From the ground, up.

Q? What happens when you put corner shops and the post office together?

A. in China you create a retail network which rivals major brands for supremacy. 

Q. What happens when you put a community provider and a bunch of GPs together?

A. Usually nothing, they just "work together" it's like working apart, but you tell people you are working together. 

I know there's a lot riding on the new models of care programme, but I don't think that anywhere has really created the synergy that exists between corner shops and post office in China. 

I say this because fundamentally the organisational structures still remain, cultures still survive, "referrals" are still required and demarcation defines access. 

So, if I had the chance to design primary care from the ground up how would it look?

Firstly, there is no one size fits all. 

Dependant on activation, need (health and care), social segmentation and personal choice our consumer fit will vary greatly.

Recent work in my own practice neatly illustrates that people who use out of hours services are not people who couldn't get access to the day time GP, they are people who access out of hours services. some people choose to make the accident and emergency department their medical home, others choose out of hours GPS, most choose their GP, but even there the choice is a myriad of all alike, none the same complex choices.

Secondly, increasing need creates increasing fragmentation. 

When you are well or have a mild to moderate health need there's a good chance a single provider will manage your care. But with increasing illness and frailty your attendant providers increase in number and each new interface offers a barrier to communication and knowledge. 

So how could it be?  What would the alternative to fragmentation be? I think that the answer is actually pretty clear. The idea that existing General Practictioners can keep up to speed on their populations health, their patients care, their organisational sustainability, their extended team members in different organisations, and the overall responsibilities of cradle to grave care is no longer tenable.

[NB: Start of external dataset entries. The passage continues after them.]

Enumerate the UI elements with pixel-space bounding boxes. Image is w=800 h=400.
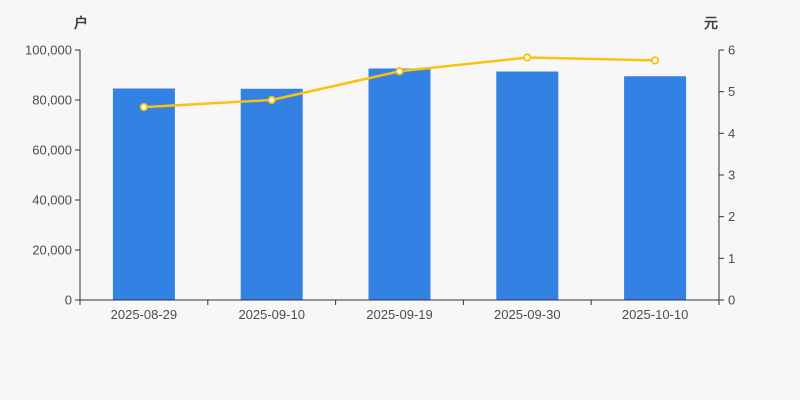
line-point-marker[interactable] (139, 102, 148, 112)
left-axis-unit-label: 户 (74, 15, 88, 31)
x-axis-category-label: 2025-10-10 (622, 307, 689, 322)
left-axis-tick-label: 60,000 (32, 143, 72, 158)
right-axis-tick-label: 3 (728, 168, 735, 183)
x-axis-category-label: 2025-09-19 (366, 307, 433, 322)
bar[interactable] (240, 88, 303, 300)
right-axis-unit-label: 元 (704, 15, 718, 31)
bar[interactable] (624, 76, 687, 300)
right-axis-tick-label: 5 (728, 84, 735, 99)
line-point-marker[interactable] (523, 53, 532, 62)
bar[interactable] (368, 68, 431, 301)
line-point-marker[interactable] (395, 67, 404, 76)
left-axis-tick-label: 80,000 (32, 93, 72, 108)
line-point-marker[interactable] (650, 56, 660, 65)
bar[interactable] (112, 88, 175, 301)
line-point-marker[interactable] (267, 95, 276, 105)
right-axis-tick-label: 2 (728, 209, 735, 224)
x-axis-category-label: 2025-09-10 (238, 307, 305, 322)
left-axis-tick-label: 0 (65, 293, 72, 308)
right-axis-tick-label: 6 (728, 43, 735, 58)
right-axis-tick-label: 0 (728, 293, 735, 308)
left-axis-tick-label: 40,000 (32, 193, 72, 208)
left-axis-tick-label: 100,000 (25, 43, 72, 58)
x-axis-category-label: 2025-08-29 (111, 307, 178, 322)
right-axis-tick-label: 1 (728, 251, 735, 266)
bar[interactable] (496, 71, 559, 301)
left-axis-tick-label: 20,000 (32, 243, 72, 258)
x-axis-category-label: 2025-09-30 (494, 307, 561, 322)
right-axis-tick-label: 4 (728, 126, 735, 141)
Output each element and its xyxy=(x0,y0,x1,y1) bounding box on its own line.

Equally risible is the Dr Informed mentality of abrogating personal, professional responsibility because the GP has been informed. The storm of data flooding the doors of most general practices is clearly beyond the capacity of a decreasing number of practitioners to process, analyse and act upon.

So here's the deal. 

Dismember practices, dismember community trusts, work on the basis that 2000 people, 2 GPs,6 Nurses, 20 paid carers dozens of family and community based carers plus admin constitute a medical team. That all professionals access the same care record, that the record is supported by data mining and social prescribing to promote health and community cohesion.

This team does not work in isolation, they are supported by an infrastructure covering a million patients, the remains of what used to be hospitals, with specialists whose purpose is to intervene when needs arise beyond the medical team. The intervention is not necessarily face to face, or one to one, remote group consultations supported by a clinical facilitator will educate and share knowledge with groups of patients and carers whose shared experience acts as a reservoir of community support and care. Can't remember what the specialist said? - ask Mabel she was writing it down, or play back the recording, it's on your phone. 

Taking  this to its limit the ownership of health resource passes to the community. The custodianship of resource is a shared endeavour.

Is is this too far? Is this too flawed?  I don't know, but it must be worth a new model of care.